Activating TOTP generates 10 single-use recovery codes, returned in clear exactly once and stored hashed. Each one can complete an MFA challenge in place of a TOTP code ({"mfaToken":"...","recoveryCode":"..."}), for example after losing the phone.

POST /v1/mfa/recovery-codes/regenerate (session required, active TOTP required) replaces the whole batch: the previous codes become invalid immediately.

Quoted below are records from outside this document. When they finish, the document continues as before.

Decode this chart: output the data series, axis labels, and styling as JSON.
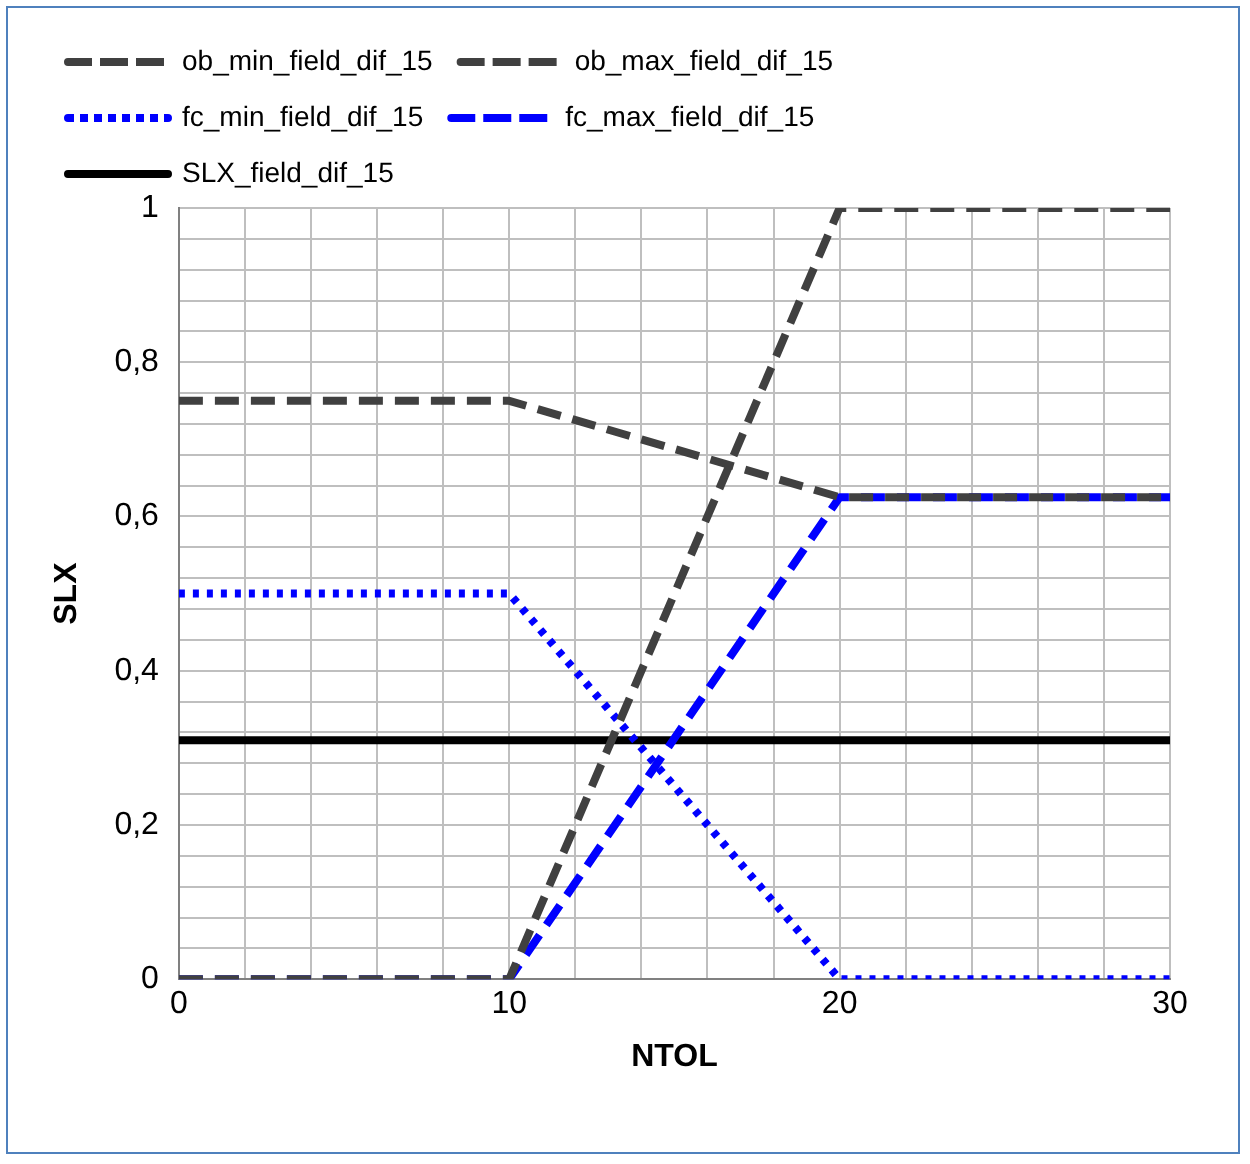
{
  "chart_data": {
    "type": "line",
    "xlabel": "NTOL",
    "ylabel": "SLX",
    "xlim": [
      0,
      30
    ],
    "ylim": [
      0,
      1
    ],
    "xticks": [
      0,
      {
        "value": 2,
        "label": null
      },
      {
        "value": 4,
        "label": null
      },
      {
        "value": 6,
        "label": null
      },
      {
        "value": 8,
        "label": null
      },
      10,
      {
        "value": 12,
        "label": null
      },
      {
        "value": 14,
        "label": null
      },
      {
        "value": 16,
        "label": null
      },
      {
        "value": 18,
        "label": null
      },
      20,
      {
        "value": 22,
        "label": null
      },
      {
        "value": 24,
        "label": null
      },
      {
        "value": 26,
        "label": null
      },
      {
        "value": 28,
        "label": null
      },
      30
    ],
    "yticks": [
      0,
      {
        "value": 0.04,
        "label": null
      },
      {
        "value": 0.08,
        "label": null
      },
      {
        "value": 0.12,
        "label": null
      },
      {
        "value": 0.16,
        "label": null
      },
      {
        "value": 0.2,
        "label": "0,2"
      },
      {
        "value": 0.24,
        "label": null
      },
      {
        "value": 0.28,
        "label": null
      },
      {
        "value": 0.32,
        "label": null
      },
      {
        "value": 0.36,
        "label": null
      },
      {
        "value": 0.4,
        "label": "0,4"
      },
      {
        "value": 0.44,
        "label": null
      },
      {
        "value": 0.48,
        "label": null
      },
      {
        "value": 0.52,
        "label": null
      },
      {
        "value": 0.56,
        "label": null
      },
      {
        "value": 0.6,
        "label": "0,6"
      },
      {
        "value": 0.64,
        "label": null
      },
      {
        "value": 0.68,
        "label": null
      },
      {
        "value": 0.72,
        "label": null
      },
      {
        "value": 0.76,
        "label": null
      },
      {
        "value": 0.8,
        "label": "0,8"
      },
      {
        "value": 0.84,
        "label": null
      },
      {
        "value": 0.88,
        "label": null
      },
      {
        "value": 0.92,
        "label": null
      },
      {
        "value": 0.96,
        "label": null
      },
      1
    ],
    "grid": true,
    "legend": "top",
    "marker": "none",
    "series": [
      {
        "name": "ob_min_field_dif_15",
        "color": "#404040",
        "line_style": "dashed",
        "x": [
          0,
          10,
          20,
          30
        ],
        "values": [
          0,
          0,
          1,
          1
        ]
      },
      {
        "name": "ob_max_field_dif_15",
        "color": "#404040",
        "line_style": "dashed",
        "x": [
          0,
          10,
          20,
          30
        ],
        "values": [
          0.75,
          0.75,
          0.625,
          0.625
        ]
      },
      {
        "name": "fc_min_field_dif_15",
        "color": "#0000ff",
        "line_style": "dotted",
        "x": [
          0,
          10,
          20,
          30
        ],
        "values": [
          0.5,
          0.5,
          0,
          0
        ]
      },
      {
        "name": "fc_max_field_dif_15",
        "color": "#0000ff",
        "line_style": "dashed",
        "x": [
          0,
          10,
          20,
          30
        ],
        "values": [
          0,
          0,
          0.625,
          0.625
        ]
      },
      {
        "name": "SLX_field_dif_15",
        "color": "#000000",
        "line_style": "solid",
        "x": [
          0,
          30
        ],
        "values": [
          0.31,
          0.31
        ]
      }
    ]
  }
}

Step-up verification for sensitive actions

A valid session is not always enough. Sensitive endpoints require a fresh second-factor verification:

curl -sS -b cookies.txt -X POST https://accounts.obexal.com/v1/mfa/step-up \
  -H "X-CSRF-Token: $CSRF" -H 'Content-Type: application/json' -d '{"code":"123456"}'
# 204 -> the session is marked MFA-fresh for 5 minutes

Without a fresh step-up, sensitive endpoints (for example updating an AI agent's identity or policy caps, or rotating an agent secret) respond 403 step_up_required. A recovery code is accepted in place of a TOTP code. Anti-lockout rule: a user with no MFA factor is not gated, since they could never pass the step-up.

Require MFA for an organization or a group

Administrators can make MFA mandatory:

  • Per organization: in the console, organization settings, enable the MFA requirement (API: the requireMfa field of PATCH /v1/admin/tenant).
  • Per group: set requireMfa when creating or updating a group; every member is then under the mandate.
curl -sS -X POST https://accounts.obexal.com/v1/admin/groups \
  -H "Authorization: Bearer $OBEXAL_API_TOKEN" -H 'Content-Type: application/json' \
  -d '{"name":"Finance","requireMfa":true}'

At sign-in, a user under mandate who has no factor yet gets a session flagged mfaEnrollmentRequired: true, and the hosted sign-in UI forces enrollment before anything else. Self-hosted deployments can additionally set MFA_ENROLLMENT_STRICT=true: the server then refuses authenticated requests (403 mfa_enrollment_required) until a factor is enrolled, allowing only the enrollment endpoints, me, logout and csrf. See Configuration.

Conditional access rules can also require MFA dynamically, based on network, schedule or country.